Both weather and river conditions remained consistent as we entered February with rather cold temperatures and good water levels. However, about a week or so into February summer finally decided to arrive with full force. All of a sudden we were leaving the fleece jackets in the lodge and smearing our faces with sun lotion before every session. Along with the warmer weather we also experienced a river that dropped quickly. With low and clear water it was finally time for the traditional summer tactics, using long leaders, even smaller flies, and an overall stealthy approach. Although these conditions can sometimes be a little tricky as they require anglers to cast and wade more carefully, fishing remained really good. The smaller flies accompanied by long leaders worked perfectly, at least in terms of hooking fish. Landing them was, and always is, another story however and the smaller hooks unfortunately meant an increased amount of lost fish. As thrilling as a violent take and the initial run can be, as heartbreaking, if not more, it is to see a proper 15 lbs fish go straight up in the air, land in an explosion of water, followed by a slack line.

And while we are on the topic of losing fish: one story that stands out from this season was when our german friend Peter hooked an absolute beast of a fish during an afternoon session in Zone 1. Fishing a size 10 Copper John in C-pool the water suddenly exploded! Seconds later Peters reel was missing a good 60 meters of backing and the fish was still running. When it hit the pool below, a pool called Shelf, the fish finally turned and started swimming upstreams. The fight lasted somewhere between 15 to 20 minutes and saw the fish all the way into the bank several times, but still always half a meter out of reach of the net. Witnessing this spectacle was Peter’s fishing partner Willi and our guide Lawson. Everyone who’s ever been guided by Lawson know’s the difference between his reactions to an OK sized fish and a BIG fish. A fish below 10 lbs may if you’re lucky bring about a “good job buddy” once the fish has been landed. A 15 lbs plus fish on the other hand will have him on his toes during the whole fight, constantly repeating the words “ it’s a good fish this is! It’s a good one“! This time however Lawson’s face was pale white. Rumours has it he forgot to breath for a full minute after seeing the fish the first time but that’s yet to be confirmed. What we do know however is that at some stage around the 20 minute mark of the fight, after several rounds of Peter running back and forth between C-pool and Shelf, the fish was about to be landed, or so we thought, when right in front of the net the fly popped out and the fish was gone. What happened after that is again unclear but from what we heard Peter actually broke out laughing, super excited about the fight and the experience. Lawson on the other hand couldn’t speak for a good 10 minutes. Coming back to the lodge that evening he finally opened up saying he has never been so close to net a 30 lbs fish in this river. A heartbreaking loss indeed but it’s also super encouraging to know that those fish are out there and at any given moment it might be your fly that gets hit by a monster.

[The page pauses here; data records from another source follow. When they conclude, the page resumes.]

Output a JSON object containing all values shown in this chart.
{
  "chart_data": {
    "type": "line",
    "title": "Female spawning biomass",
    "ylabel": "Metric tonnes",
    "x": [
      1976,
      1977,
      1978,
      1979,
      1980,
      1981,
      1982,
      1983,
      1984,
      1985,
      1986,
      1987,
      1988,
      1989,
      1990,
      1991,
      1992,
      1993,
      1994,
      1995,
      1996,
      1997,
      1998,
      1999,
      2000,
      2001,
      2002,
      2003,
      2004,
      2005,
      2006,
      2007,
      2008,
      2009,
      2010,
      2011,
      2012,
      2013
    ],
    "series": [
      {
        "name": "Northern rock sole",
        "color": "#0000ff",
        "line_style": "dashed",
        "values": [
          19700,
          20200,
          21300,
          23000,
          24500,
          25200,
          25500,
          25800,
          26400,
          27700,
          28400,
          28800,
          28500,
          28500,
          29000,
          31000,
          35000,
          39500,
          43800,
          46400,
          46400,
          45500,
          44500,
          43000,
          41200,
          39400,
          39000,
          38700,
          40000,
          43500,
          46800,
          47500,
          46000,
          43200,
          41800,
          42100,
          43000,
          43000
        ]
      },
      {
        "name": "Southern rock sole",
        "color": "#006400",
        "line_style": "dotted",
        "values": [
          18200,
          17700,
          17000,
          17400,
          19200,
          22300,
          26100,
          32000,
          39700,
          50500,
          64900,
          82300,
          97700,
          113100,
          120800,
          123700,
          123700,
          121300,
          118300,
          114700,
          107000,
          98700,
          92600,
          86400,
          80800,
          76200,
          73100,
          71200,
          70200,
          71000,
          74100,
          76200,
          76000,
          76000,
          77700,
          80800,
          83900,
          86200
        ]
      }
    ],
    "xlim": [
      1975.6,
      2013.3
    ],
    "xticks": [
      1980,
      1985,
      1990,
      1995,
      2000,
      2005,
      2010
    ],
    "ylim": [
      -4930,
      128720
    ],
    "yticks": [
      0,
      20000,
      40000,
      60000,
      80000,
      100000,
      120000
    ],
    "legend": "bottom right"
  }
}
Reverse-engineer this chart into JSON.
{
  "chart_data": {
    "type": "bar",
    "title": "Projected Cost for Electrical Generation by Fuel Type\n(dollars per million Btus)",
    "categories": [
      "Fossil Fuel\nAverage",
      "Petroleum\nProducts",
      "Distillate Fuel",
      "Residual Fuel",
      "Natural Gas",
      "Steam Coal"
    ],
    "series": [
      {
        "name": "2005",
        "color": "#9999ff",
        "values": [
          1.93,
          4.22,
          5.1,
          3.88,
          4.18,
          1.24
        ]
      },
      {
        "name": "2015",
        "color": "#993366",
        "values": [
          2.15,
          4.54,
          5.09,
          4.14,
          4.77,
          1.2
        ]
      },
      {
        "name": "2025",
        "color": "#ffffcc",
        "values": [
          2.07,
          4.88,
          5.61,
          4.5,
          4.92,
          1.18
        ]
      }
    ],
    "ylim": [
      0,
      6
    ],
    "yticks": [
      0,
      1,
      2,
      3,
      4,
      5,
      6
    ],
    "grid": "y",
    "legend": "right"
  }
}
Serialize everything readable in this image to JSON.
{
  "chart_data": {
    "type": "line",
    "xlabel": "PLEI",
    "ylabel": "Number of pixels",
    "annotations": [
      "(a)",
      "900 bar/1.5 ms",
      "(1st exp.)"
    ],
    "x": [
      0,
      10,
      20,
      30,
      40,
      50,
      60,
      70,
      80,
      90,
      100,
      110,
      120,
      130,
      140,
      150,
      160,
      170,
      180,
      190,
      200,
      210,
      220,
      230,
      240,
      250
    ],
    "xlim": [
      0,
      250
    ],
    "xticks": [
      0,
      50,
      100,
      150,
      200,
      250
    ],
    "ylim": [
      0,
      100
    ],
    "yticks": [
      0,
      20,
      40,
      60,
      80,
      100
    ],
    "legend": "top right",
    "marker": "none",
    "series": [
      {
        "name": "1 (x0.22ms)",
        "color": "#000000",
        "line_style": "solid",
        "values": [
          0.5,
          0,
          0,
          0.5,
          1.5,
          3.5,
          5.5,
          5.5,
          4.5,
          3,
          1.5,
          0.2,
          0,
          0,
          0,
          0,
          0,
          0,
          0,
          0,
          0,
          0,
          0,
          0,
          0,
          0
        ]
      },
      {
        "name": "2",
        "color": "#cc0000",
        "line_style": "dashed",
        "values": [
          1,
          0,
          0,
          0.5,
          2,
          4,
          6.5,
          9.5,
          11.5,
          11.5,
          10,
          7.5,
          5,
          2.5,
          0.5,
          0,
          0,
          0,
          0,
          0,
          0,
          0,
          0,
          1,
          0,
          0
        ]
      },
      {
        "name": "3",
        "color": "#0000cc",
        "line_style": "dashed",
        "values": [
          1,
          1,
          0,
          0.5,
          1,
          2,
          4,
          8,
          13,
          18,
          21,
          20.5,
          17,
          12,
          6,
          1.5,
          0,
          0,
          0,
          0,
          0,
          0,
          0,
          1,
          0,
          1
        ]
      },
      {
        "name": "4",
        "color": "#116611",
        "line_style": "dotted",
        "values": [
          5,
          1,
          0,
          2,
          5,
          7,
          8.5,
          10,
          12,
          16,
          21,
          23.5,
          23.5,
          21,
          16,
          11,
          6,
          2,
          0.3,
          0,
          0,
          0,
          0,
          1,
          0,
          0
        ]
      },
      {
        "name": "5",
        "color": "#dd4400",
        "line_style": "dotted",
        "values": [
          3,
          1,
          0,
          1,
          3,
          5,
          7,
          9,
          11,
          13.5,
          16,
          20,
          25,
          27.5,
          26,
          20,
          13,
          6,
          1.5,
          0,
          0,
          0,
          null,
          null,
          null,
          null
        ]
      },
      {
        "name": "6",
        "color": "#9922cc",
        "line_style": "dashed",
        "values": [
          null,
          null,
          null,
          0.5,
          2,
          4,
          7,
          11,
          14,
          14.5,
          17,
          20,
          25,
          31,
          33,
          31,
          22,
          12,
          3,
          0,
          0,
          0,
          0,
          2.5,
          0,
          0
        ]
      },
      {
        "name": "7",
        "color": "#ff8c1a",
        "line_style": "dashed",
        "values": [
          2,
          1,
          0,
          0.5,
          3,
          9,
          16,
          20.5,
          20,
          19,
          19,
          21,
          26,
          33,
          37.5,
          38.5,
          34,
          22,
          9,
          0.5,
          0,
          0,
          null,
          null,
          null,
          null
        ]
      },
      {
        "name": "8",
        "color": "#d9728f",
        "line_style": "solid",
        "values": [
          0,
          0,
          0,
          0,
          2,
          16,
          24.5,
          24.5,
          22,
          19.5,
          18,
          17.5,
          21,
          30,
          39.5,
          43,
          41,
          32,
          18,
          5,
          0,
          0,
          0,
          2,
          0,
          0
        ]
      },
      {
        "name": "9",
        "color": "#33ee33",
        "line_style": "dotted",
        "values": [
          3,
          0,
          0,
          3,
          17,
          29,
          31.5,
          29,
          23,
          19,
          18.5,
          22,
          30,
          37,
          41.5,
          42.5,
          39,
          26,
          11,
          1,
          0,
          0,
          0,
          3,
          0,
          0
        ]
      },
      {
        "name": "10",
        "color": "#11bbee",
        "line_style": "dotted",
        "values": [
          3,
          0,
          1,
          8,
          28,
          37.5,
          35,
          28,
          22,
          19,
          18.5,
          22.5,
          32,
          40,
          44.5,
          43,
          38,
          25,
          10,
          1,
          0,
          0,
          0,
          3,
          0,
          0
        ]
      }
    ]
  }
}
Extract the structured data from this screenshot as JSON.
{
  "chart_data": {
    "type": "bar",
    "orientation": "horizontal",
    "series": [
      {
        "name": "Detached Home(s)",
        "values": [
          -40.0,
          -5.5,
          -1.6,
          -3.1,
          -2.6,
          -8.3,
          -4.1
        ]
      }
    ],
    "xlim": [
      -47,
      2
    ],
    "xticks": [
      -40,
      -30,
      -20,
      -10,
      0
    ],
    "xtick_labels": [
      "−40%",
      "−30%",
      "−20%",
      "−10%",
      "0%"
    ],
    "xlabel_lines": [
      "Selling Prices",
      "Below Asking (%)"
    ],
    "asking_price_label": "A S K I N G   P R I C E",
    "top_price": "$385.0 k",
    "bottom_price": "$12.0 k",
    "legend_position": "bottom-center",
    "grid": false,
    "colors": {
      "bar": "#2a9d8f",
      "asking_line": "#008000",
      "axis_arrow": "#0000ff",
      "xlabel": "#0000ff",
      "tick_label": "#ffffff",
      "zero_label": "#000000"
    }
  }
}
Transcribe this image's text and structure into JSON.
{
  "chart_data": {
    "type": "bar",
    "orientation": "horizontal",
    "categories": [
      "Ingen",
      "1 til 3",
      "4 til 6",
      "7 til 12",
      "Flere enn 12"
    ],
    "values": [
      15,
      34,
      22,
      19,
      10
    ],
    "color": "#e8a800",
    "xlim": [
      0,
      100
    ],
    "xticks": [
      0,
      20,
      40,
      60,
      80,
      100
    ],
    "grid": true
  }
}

By the end of February we finally had a new push of water, seeing the river rise to around level zero again. From here on we kept getting smaller pushes of water through to the end of the season keeping the water level rather consistent. Along with the small pushes of water we were also seeing new fish entering the system on a regular basis. Early March we had several runs of smaller fish in the 4-10 lbs size moving up the system, mixing it up with some of the big guys that had entered the river weeks or even months earlier. These big runs of fresh fish usually occur from March and onwards, during the so-called late season which runs from March to late April. This is usually a really good time for anyone chasing big numbers of fish. Unfortunately we were never allowed to capitalize on all the fish in the river this season as we had to close the lodge March 14.